To Dr. Alice Miller from longtime reader
Tuesday July 31, 2007

Hello Dr. Miller,
It is an honor to be able to write to you. I started reading your books back in the 1980s shortly after hearing a profile about you and your work on public radio in the USA. Since then I have read each book as they have come out and have always emerged with a sense of having been nurtured, understood, and in a way, defended. I particularly love your book “Pictures of a Childhood” that features many of your paintings. (I too am a painter) Are your paintings available for purchase? Having grown up with extremely abusive parents and family, I am still recovering well into my 40s. I have drawn strength from your admonition that forgiving the abuser is not necessary and often downright harmful. After many years in therapy, I still cannot forgive my family for their cruelties. As a highly sensitive male, and a new daddy of a young son, I constantly focus on giving my son the sort of love, nurturing, and unconditional acceptance that I never received.
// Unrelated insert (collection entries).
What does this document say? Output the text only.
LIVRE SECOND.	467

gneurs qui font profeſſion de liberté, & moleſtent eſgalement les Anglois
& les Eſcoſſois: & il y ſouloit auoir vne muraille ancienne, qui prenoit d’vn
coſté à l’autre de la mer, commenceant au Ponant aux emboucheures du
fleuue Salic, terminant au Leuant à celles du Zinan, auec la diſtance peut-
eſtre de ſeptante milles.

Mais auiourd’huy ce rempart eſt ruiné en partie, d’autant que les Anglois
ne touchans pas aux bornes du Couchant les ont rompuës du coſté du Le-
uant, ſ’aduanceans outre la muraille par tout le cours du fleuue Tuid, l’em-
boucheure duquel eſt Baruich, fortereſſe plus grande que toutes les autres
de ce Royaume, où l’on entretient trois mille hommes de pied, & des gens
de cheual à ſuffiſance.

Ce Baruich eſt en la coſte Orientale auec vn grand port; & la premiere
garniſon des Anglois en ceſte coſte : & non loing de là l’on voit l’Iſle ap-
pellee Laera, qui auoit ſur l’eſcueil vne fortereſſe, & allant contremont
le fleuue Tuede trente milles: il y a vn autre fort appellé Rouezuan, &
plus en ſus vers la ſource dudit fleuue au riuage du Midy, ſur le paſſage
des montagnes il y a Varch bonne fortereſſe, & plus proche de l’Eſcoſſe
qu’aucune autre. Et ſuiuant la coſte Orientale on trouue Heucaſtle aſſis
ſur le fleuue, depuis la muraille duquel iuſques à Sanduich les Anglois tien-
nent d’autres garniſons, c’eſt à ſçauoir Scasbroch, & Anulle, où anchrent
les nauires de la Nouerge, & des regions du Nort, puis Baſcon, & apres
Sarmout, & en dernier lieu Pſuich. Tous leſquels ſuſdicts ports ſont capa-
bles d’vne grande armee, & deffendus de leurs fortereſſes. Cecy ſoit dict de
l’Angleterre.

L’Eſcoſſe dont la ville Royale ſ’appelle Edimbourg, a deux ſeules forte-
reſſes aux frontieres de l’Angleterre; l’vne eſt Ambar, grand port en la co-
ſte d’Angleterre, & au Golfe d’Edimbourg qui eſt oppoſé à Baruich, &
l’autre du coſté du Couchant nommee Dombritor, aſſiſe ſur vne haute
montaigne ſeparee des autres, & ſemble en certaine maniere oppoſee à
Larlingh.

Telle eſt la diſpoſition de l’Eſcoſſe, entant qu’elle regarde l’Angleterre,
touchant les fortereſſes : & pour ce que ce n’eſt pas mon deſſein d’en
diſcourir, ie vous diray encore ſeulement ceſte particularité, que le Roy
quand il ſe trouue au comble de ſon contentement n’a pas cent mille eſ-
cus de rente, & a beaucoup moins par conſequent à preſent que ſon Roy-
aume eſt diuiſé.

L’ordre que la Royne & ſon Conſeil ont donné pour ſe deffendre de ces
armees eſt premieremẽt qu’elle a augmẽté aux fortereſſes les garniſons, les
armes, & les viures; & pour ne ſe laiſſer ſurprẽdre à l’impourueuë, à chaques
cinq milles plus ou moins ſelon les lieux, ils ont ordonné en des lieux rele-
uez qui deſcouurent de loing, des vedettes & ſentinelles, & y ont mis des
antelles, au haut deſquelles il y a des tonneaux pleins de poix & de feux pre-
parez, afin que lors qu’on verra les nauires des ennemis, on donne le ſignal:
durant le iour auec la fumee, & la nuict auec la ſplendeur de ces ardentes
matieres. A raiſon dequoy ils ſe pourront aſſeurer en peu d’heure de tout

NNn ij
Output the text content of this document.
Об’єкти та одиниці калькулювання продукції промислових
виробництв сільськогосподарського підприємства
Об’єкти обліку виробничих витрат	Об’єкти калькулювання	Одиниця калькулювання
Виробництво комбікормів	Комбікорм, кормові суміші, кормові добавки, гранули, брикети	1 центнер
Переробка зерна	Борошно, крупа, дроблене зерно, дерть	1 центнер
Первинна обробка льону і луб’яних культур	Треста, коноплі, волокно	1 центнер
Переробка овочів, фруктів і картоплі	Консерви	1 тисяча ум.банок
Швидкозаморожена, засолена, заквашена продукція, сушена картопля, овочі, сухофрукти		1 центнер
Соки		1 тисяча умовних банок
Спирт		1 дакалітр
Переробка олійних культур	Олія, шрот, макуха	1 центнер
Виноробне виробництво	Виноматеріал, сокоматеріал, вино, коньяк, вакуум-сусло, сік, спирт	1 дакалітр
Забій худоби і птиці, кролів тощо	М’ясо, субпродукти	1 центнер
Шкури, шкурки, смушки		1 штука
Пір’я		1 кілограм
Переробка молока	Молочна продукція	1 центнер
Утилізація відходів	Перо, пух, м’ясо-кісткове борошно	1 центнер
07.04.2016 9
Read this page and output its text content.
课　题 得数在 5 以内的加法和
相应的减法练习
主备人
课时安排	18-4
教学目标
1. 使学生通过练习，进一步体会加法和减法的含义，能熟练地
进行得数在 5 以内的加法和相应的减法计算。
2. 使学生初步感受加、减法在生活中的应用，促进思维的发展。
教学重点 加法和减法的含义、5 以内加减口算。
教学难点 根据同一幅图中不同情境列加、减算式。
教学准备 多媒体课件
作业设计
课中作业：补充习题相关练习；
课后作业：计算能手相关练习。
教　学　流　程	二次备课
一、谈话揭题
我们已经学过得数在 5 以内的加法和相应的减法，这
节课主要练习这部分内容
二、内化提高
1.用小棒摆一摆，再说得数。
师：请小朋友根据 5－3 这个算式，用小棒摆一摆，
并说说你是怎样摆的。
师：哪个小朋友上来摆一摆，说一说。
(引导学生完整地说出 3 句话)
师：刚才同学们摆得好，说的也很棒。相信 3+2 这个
But being a male in western culture is fraught with difficulties. While males are supposed to be stoic and unemotional in this culture, I find it hard to conform to this type of stereotypical behavior. Do you have any upcoming work — or could you recommend some to me — that focuses particularly on sensitive males recovering from abusive childhoods? Thank you, J. F.

AM: You write: “Being a male in western culture is fraught with difficulties. While males are supposed to be stoic and unemotional in this culture, I find it hard to conform to this type of stereotypical behavior.” Why should you conform to this behavior? If you don’t find models you like, you can CREATE them. Anyway, what you yourself create will give you more fun than what you will find in books. And whatever you do without fun is annoying. But don’t forget that your child is not a doll to play with, that she/he is a PERSON who deserves your FULL RESPECT.